L'introduzione della MePE nella formazione universitaria e specialistica costituisce pertanto l'unica possibilità per creare nuove generazioni di medici per i quali la MePE non rappresenti un nuovo paradigma, ma si identifichi semplicemente con l'esercizio della buona medicina.

Tuttavia, gli sporadici contributi orientati in questa direzione nella recente Conferenza internazionale sulla formazione del medico8 ed il numero esiguo di esperienze didattiche che Liberati è riuscito a raccogliere costituiscono una prova concreta dello scarso interesse dell'Accademia a diffondere la MePE, un metodo che potrebbe "attentare" all'autoritarismo che contraddistingue buona parte del corpo docente.

Liberati afferma con legittimo scetticismo che: ".. forse è troppo presto per esprimere predizionisul futuro della MePE e sulla sua utilità per informare le politiche sanitarie", ma dimostra in maniera convincente che in Italia esistono tutte le competenze9 per avviare una lunga e travagliata rivoluzione culturale, necessaria alla formazione della futura classe dirigente ed alla implementazione della MePE nel nostro SSN.

Pertanto, anche se riporta validi contributi sull'applicazione della MePE al paziente individuale, il libro è principalmente destinato ai politici, ai manager ed agli amministratori sanitari che vogliono approfondire il problema e, speriamo, implementare la MePE nelle loro decisioni.

Il singolo medico, se completamente estraneo alle implicazioni che hanno sotteso lo sviluppo della MePE, potrebbe giudicare questo libro come teorico, idealista e distante da una realtà italiana attualmente troppo lontana da certi standard; se invece è consapevole delle dimensioni socio-culturali del fenomeno, potrebbe essere stimolato ad approfondire gli aspetti tecnici della MePE.

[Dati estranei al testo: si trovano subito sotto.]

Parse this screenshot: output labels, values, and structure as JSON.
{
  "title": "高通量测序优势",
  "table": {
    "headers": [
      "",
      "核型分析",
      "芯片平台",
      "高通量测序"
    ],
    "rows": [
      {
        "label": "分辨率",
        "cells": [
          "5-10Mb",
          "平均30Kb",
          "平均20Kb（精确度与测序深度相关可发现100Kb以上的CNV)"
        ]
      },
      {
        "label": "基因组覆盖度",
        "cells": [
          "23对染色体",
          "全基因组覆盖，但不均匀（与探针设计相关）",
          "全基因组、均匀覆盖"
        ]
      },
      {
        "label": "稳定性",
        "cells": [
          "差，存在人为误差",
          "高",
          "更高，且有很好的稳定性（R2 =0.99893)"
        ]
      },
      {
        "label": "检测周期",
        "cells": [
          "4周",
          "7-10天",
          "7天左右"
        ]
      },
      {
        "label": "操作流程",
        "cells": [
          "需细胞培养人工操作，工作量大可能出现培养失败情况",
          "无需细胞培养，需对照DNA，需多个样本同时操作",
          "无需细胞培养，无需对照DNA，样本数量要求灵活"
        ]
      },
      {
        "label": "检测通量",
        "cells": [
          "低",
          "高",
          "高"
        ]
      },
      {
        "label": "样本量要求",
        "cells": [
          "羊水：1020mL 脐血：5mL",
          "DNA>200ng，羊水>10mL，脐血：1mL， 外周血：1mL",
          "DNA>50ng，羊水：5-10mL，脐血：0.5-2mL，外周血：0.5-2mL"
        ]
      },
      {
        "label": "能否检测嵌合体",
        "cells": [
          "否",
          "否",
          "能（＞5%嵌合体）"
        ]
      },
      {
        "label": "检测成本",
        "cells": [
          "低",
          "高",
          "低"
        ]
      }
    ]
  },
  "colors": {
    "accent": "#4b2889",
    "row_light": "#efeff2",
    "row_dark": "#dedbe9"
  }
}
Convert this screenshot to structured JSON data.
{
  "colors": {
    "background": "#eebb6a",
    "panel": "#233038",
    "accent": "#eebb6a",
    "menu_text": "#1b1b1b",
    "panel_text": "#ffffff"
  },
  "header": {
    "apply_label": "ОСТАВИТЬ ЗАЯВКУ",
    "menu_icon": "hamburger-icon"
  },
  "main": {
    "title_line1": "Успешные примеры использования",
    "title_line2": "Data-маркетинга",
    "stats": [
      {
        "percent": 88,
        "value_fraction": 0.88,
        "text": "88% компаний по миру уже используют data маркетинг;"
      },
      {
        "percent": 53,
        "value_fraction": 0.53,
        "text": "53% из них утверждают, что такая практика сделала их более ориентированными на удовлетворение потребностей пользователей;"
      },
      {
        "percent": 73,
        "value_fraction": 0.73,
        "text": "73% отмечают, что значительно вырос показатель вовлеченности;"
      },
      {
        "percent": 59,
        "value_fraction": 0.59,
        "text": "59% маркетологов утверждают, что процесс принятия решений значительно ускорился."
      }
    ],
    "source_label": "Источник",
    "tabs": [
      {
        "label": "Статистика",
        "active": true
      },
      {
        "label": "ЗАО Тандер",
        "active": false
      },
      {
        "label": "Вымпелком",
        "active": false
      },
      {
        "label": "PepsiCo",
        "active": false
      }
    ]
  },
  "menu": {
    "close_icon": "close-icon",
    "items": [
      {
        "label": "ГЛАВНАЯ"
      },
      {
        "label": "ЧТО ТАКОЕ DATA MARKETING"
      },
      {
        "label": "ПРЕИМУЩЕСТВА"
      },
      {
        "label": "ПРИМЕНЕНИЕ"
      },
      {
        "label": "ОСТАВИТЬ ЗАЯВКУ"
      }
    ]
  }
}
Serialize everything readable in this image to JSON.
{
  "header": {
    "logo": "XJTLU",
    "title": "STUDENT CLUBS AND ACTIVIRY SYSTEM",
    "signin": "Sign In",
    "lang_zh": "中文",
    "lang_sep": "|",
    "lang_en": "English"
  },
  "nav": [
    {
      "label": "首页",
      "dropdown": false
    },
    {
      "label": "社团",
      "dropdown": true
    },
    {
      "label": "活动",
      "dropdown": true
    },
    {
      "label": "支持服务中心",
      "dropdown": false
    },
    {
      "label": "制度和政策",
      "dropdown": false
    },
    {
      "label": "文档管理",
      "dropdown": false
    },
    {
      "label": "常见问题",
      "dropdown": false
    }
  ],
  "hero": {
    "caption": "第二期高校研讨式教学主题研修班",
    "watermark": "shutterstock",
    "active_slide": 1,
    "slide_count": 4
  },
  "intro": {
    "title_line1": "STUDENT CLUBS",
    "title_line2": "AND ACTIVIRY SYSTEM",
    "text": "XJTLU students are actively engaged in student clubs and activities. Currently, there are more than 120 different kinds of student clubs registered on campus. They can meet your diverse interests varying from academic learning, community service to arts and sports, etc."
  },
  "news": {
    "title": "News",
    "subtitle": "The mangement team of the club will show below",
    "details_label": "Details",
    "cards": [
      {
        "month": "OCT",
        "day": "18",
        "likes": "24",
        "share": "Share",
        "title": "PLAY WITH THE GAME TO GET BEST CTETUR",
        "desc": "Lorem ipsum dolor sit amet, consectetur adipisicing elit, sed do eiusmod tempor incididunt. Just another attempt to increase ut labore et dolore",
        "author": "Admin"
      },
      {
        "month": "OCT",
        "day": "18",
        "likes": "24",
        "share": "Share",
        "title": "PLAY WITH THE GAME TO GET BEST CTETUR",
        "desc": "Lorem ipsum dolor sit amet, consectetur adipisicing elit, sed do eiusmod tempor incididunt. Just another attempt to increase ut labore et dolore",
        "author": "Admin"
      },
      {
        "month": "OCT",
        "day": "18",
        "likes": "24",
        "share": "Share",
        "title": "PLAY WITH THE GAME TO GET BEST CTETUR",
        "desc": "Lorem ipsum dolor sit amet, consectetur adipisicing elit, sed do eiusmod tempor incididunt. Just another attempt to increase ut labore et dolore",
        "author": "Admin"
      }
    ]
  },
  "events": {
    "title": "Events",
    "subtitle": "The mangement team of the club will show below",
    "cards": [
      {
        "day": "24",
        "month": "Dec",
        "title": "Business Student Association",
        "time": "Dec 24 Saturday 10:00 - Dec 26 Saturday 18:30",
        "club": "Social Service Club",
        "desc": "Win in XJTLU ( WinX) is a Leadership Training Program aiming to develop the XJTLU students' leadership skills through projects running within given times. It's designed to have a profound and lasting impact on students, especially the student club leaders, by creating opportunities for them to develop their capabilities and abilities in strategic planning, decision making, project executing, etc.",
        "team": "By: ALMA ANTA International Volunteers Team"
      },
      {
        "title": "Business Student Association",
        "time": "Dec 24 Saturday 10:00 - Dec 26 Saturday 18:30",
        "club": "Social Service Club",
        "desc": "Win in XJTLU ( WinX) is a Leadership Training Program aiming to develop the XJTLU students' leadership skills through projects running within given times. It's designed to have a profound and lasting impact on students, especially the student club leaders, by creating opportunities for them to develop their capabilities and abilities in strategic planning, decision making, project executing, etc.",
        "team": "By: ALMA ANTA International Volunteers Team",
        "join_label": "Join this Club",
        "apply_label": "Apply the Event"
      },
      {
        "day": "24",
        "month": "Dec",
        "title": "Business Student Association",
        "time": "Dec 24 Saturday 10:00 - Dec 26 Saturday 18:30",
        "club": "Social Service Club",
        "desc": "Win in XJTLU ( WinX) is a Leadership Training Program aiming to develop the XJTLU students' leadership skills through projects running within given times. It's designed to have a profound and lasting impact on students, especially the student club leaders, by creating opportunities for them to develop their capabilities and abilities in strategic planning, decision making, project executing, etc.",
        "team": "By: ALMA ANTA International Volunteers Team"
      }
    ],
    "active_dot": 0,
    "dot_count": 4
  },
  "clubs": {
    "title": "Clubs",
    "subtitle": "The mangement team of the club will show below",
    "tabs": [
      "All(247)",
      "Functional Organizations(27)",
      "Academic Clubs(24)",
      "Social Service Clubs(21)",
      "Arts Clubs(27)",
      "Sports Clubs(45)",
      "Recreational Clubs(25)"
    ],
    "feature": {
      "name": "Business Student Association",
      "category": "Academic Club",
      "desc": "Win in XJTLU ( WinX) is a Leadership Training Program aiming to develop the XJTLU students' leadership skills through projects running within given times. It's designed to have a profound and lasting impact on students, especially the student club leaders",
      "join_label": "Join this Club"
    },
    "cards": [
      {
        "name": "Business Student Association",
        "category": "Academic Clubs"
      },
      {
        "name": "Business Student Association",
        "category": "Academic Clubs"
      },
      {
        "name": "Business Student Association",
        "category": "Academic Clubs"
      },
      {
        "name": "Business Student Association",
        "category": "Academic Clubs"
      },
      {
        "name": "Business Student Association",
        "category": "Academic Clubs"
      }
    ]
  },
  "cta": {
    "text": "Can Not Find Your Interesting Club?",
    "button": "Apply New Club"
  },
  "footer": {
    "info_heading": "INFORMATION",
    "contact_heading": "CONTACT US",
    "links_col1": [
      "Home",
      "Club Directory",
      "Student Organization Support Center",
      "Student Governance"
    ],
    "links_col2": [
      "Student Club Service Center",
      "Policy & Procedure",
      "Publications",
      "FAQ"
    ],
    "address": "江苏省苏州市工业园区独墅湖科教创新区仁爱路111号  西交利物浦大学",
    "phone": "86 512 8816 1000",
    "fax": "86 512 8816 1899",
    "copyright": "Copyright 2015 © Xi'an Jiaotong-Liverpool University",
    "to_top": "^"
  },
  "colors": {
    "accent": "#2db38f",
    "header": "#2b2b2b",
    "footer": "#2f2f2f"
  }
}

Infine per quella parte di Accademici che difende strenuamente la propria "opinion-based medicine", credo proprio che il libro passerà inosservato!

Bibliografia

  1. Tognoni G. La formazione: costatazione dubbi, ipotesi. Ricerca & Pratica 1995; 11: 93-95.
  2. Weel LL. New connection between medical knowledge and patient care.BMJ 1997; 315: 231-5.
  3. Grilli R, Penna A, Liberati A. Migliorare la pratica clinica: come promuovere ed implementare linee-guida. Roma: Il Pensiero Scientifico Editore, 1995.
  4. Marwick C. Proponents gather to discuss practicing Evidence-Based Medicine. JAMA 1997; 278: 531-2.
  5. Wallace EZ, Leipzig RM. Doing the right thing right: is Evidence-Based Medicine the answer? Ann Int Med 1997; 127: 91-4.
  6. Davis DA, Thomson MA, Oxman AD, Haynes RB. Changing physicians performance: a systematic review of the effect of continuing medical education strategies. JAMA 1995; 274: 700-5.
  7. Sullivan FM, MacNaughton RJ. Evidence in consultation: interpreted and individualized.Lancet 1996; 3484: 941-3.
  8. Collegio dei Professori di Medicina Interna, Comitato dei Professori di Medicina Specialistica. Conferenza Internazionale: La Formazione del medico in Europa. Roma: 28-29 settembre 1997.
  9. Cartabellotta A, per il Gruppo Italiano per la Medicina Basata sulle Evidenze GIMBE.Verso un'assistenza sanitaria basta sulle evidenze scientifiche: strumenti, competenze, ostacoli. Rec Prog Med 1997; 88: 435-8.
  10. Guyatt GH. Evidence-based medicine. ACP Journal Club 1991; March-April, A-16.